Durant la Renaissance, il n’était pas rare que, au sein d’une famille, le même prénom se transmette de père en fils. Une tradition qui, les siècles passant, a parfois fini par créer de la confusion, au sein des sources, autour de certaines personnalités. Ainsi de la famille de peintres Michelin, à Langres, dont les trois plus éminents représentants… se prénomment tous Jean. Le père, le fils et le neveu. Né vers 1571, Jean Michelin I occupe la maison familiale de la rue du Grand-Bie en compagnie de son frère, Girault Michelin, lui aussi artiste peintre.
Véritable lignée d’artistes, la famille Michelin se distingue aussi par un protestantisme (calviniste) assumé, à une époque où les tensions religieuses sont encore vives. Si l’édit de Nantes du roi Henri IV (photo), de 1598, a amené de l’apaisement, une de ses dispositions prévoit le maintien de l’interdiction de l’exercice du culte protestant dans les sièges d’évêché, ce qui est le cas de Langres. Néanmoins, dans un premier temps, les choses se passent paisiblement pour Jean Michelin I.

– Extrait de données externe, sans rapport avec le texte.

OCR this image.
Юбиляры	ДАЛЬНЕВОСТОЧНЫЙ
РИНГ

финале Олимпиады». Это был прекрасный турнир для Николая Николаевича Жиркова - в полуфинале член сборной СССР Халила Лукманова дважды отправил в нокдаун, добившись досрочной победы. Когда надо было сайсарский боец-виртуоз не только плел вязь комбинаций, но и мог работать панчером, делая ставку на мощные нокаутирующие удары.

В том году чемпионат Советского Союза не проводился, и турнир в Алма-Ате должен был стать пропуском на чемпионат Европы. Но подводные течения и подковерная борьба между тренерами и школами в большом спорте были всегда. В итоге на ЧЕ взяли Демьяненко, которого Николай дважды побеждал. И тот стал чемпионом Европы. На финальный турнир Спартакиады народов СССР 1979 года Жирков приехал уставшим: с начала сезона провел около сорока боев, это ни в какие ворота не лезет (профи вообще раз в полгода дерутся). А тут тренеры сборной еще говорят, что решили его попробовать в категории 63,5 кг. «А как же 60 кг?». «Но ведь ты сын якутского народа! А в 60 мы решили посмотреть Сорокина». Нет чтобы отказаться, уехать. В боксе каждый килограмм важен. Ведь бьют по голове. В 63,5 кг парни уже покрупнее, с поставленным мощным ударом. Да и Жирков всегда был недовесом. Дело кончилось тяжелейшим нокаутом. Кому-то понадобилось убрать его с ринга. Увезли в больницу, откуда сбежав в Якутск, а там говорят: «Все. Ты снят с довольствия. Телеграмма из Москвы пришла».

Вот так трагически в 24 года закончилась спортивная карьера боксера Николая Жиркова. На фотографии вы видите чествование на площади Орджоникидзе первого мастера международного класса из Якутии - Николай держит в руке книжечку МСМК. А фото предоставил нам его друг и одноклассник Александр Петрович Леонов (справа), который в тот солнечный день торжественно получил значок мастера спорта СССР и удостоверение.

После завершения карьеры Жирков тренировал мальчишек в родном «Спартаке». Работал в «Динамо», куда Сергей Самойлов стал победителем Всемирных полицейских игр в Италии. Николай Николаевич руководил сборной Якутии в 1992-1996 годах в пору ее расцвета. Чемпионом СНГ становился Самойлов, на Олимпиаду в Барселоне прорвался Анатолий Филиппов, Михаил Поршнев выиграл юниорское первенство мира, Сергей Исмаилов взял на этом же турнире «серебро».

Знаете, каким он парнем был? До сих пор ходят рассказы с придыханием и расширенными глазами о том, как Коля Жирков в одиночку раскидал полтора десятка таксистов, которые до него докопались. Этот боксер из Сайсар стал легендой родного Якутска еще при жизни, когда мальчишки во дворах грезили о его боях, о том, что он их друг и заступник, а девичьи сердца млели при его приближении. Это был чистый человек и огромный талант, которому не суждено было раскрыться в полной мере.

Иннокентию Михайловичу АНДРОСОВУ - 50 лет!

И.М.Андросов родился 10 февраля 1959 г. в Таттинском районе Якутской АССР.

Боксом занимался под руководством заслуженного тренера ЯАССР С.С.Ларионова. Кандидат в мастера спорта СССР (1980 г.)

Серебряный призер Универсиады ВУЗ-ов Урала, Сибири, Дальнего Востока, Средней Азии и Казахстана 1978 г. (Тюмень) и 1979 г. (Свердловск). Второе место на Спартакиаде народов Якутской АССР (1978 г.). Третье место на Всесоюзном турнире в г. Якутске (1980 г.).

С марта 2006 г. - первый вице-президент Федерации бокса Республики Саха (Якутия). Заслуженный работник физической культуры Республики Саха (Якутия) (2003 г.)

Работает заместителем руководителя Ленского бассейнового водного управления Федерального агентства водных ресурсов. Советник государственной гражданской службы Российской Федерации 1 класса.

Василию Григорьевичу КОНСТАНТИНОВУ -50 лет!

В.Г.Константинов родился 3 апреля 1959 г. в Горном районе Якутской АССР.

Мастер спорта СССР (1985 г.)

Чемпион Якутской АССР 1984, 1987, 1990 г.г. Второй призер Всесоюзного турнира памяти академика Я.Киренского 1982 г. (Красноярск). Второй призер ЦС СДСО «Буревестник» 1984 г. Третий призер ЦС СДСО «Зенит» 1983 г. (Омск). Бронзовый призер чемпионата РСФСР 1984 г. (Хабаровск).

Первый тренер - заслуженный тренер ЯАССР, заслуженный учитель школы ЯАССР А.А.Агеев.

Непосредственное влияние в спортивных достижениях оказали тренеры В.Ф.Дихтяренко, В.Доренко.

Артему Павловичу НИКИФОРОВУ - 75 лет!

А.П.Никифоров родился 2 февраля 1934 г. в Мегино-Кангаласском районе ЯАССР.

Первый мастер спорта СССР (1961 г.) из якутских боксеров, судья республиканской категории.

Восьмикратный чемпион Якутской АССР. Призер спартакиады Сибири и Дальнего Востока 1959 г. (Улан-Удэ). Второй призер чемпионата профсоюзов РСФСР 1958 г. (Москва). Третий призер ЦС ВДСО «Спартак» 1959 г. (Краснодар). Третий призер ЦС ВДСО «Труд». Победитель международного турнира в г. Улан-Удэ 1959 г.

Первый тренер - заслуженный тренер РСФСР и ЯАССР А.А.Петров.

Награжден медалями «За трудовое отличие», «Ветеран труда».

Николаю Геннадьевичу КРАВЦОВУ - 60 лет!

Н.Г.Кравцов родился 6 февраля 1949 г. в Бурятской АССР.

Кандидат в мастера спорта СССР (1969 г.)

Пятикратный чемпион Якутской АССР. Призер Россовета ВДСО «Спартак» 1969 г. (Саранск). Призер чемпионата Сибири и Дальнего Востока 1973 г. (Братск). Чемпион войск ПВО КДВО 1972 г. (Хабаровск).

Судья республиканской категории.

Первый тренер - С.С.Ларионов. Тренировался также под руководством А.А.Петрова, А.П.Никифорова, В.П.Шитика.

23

Peintre talentueux, il est sollicité, en plusieurs occasions, pour la décoration de la ville de Langres, en alternance ou conjointement avec des peintres catholiques. Selon le docteur Henry Ronot, historien de l’art spécialisé dans les peintres langrois, il s’occupe ainsi de la décoration des portiques (1608), de l’embellissement de la cité pour le baptême du fils du gouverneur (1611), ou encore pour la réception du duc de Rethel, nouveau gouverneur de Champagne (1618). Il semble avoir aussi avoir travaillé, au début du XVIIe siècle, pour le roi Henri IV en personne (photo), puisque des copies de célèbres œuvres, commandées par le souverain pour la chambre des Bains du château de Fontainebleau, sont signées Jean Michelin. Toutefois, aucune source relative à cette commande supposée n’a pu être retrouvée.
Le choix de l’exil
Si les catholiques les plus fervents sont mécontents de la confiance accordée à Jean Michelin I, l’autorité morale du maire, Jean Roussat, qui adopte une politique de réconcilitation religieuse, les dissuade d’actions trop violentes. Cependant, en 1613, une manifestation de protestation a lieu devant le domicile des Michelin, après que Jean Michelin I a publiquement exigé la construction d’un lieu de culte protestant. Dix ans plus tard, lors des fêtes de Noël de 1623, le peintre calviniste accueille une vingtaine de coreligionnaires en sa demeure. Mais la nouvelle fuite dans tout-Langres. Cette fois, comme l’indique l’historien langrois Georges Viard dans un bulletin de la Société historique et archéologique de Langres (Shal) daté de 1977, l’évêque et les catholiques sont furieux, et la famille Michelin préfère quitter Langres l’année suivante pour rejoindre la cohorte des réfugiés protestants à Paris.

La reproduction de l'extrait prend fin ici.